Because restructuring entire school districts and hiring an abundance of classroom tutors is expensive and timely, these reforms have most often been to the benefit of private school students, students in wealthy districts, or those attending charter schools. So, the factory model that persists today exists in under-served communities with a more concentrated population of immigrants and people of color. This disparity only deepens inequity in our education system.
Despite the advocacy, proven benefits, and re-introduction of non-age-graded schools, a scalable model still does not exist. Whether due to financial limitations, pedagogical stagnation, or entrenched accountability systems, personalized learning struggles to find a foothold and grow at scale.

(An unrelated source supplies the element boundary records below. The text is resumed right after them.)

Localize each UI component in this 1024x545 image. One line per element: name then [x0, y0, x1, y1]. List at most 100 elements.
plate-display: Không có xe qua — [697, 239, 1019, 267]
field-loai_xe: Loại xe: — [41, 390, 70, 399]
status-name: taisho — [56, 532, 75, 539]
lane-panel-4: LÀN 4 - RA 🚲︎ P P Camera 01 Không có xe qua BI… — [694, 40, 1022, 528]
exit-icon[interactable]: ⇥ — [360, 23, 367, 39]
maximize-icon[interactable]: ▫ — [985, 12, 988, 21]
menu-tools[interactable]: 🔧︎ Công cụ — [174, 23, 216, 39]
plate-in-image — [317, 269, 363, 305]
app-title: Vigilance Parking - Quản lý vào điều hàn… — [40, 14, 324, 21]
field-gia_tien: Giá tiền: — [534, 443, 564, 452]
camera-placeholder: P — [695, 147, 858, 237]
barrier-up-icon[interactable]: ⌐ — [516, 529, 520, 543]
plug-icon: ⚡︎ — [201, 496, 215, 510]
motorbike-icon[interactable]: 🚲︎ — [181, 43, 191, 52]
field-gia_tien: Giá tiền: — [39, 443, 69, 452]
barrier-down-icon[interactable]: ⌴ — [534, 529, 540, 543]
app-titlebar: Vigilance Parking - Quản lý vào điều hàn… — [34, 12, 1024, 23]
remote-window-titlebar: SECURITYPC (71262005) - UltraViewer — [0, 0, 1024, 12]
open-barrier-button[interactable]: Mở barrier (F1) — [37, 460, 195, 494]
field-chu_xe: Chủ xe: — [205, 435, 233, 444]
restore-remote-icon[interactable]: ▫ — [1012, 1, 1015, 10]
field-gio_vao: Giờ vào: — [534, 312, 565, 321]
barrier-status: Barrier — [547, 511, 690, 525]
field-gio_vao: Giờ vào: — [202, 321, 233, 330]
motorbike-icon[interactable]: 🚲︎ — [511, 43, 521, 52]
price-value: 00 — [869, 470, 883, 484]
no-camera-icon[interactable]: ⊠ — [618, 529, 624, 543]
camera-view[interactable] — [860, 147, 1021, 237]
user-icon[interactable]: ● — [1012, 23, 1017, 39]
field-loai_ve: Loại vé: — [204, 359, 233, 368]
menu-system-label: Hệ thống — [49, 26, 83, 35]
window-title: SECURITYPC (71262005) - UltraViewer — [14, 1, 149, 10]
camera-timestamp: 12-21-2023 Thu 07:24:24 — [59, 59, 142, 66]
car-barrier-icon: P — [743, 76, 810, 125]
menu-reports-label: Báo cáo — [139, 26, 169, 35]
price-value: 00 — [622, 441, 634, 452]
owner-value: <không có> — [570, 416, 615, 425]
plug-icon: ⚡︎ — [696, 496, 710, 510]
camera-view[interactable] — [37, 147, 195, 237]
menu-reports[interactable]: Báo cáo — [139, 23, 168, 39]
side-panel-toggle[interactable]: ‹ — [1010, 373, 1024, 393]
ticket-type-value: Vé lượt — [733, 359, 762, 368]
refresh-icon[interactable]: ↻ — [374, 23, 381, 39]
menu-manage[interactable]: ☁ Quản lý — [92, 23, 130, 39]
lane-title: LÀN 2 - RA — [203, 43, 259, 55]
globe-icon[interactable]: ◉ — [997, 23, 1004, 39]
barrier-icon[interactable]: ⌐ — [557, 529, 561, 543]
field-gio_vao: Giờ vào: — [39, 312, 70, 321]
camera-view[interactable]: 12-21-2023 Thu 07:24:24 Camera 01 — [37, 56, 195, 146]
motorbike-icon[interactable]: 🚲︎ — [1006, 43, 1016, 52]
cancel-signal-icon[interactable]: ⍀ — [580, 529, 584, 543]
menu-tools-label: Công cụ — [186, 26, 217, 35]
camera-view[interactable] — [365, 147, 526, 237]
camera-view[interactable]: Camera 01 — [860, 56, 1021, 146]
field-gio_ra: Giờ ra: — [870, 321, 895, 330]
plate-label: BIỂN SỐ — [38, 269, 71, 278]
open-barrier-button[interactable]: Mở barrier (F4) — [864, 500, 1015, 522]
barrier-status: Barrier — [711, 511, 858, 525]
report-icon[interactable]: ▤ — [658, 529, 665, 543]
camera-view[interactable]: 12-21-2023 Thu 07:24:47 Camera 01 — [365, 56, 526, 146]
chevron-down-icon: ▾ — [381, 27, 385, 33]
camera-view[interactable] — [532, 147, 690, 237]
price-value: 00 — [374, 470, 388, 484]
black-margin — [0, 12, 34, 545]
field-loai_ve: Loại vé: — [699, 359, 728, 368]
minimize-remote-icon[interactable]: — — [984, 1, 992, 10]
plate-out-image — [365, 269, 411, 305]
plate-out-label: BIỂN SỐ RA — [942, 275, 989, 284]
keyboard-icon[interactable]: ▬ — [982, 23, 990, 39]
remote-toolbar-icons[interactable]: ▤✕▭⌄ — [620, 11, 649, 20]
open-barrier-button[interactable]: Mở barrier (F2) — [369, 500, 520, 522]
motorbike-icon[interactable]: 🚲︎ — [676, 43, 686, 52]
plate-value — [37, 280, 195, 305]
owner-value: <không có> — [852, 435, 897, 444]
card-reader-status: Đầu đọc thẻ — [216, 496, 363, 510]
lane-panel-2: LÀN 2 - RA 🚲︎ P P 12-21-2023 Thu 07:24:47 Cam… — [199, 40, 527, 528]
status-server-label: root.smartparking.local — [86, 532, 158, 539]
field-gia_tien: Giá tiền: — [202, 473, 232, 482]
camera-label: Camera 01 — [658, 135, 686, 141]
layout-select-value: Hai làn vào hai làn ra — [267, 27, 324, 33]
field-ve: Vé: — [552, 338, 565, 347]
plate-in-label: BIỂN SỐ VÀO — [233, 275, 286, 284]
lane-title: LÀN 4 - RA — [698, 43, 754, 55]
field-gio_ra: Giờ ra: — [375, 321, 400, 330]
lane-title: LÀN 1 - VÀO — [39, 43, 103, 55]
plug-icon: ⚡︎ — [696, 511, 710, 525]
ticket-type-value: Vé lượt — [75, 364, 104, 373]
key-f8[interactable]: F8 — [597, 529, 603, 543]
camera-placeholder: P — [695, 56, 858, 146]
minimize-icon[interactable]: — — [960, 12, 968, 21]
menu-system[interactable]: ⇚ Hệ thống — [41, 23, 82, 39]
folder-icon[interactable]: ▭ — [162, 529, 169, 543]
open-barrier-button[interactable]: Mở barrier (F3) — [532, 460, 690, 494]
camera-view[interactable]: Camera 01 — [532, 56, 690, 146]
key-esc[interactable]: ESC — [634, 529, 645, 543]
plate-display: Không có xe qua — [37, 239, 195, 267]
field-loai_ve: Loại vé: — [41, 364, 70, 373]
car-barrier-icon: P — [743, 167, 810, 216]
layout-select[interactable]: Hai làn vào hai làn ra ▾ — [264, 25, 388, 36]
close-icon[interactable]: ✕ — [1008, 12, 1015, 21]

If personalized learning is to finally answer the call of democracy for an equitable system of education, we must reframe what personalized learning entails so that it evolves to fit within present circumstances. Maybe personalized learning can exist outside of non-age graded schools, in schools with larger populations, and within the current accountability system. But this brand of personalized learning looks different.
What most distinguishes the present from the past is access to transformative technology that can redefine what personalized learning looks like and the contexts in which it can exist.
Technology dissipates the need for a one-to-one (teacher-to-student) environment, and technology helps to facilitate instructional delivery and guide students through activities and projects. Does this sound like the monitorial system? Yes.
It goes further though: technology even delivers formative assessments that are often built into the learning interface and creates adaptive learning experiences that tailor to students’ skill level, so all students move toward mastery.
With technology, teachers have the opportunity to connect with students and act as facilitators of impactful learning experiences. With access to rich data, teachers are better able to strategize in their classroom planning and the support they provide students. Students are more engaged, and they set goals for their learning, see their own growth, and take agency in the process. With access to abundant resources, students inform how they learn and connect with their teachers in collaborative and newly imagined ways.
Personalized, mastery-based learning isn’t new, as history has shown, but technology integration in learning is.
Indeed, technology has disrupted nearly every industry, fundamentally changing the nature of work and how we experience the world around us. And it has democratized everything from information to creativity. Is it time for technology to democratize learning, and through this answer the call of the American democratic experience?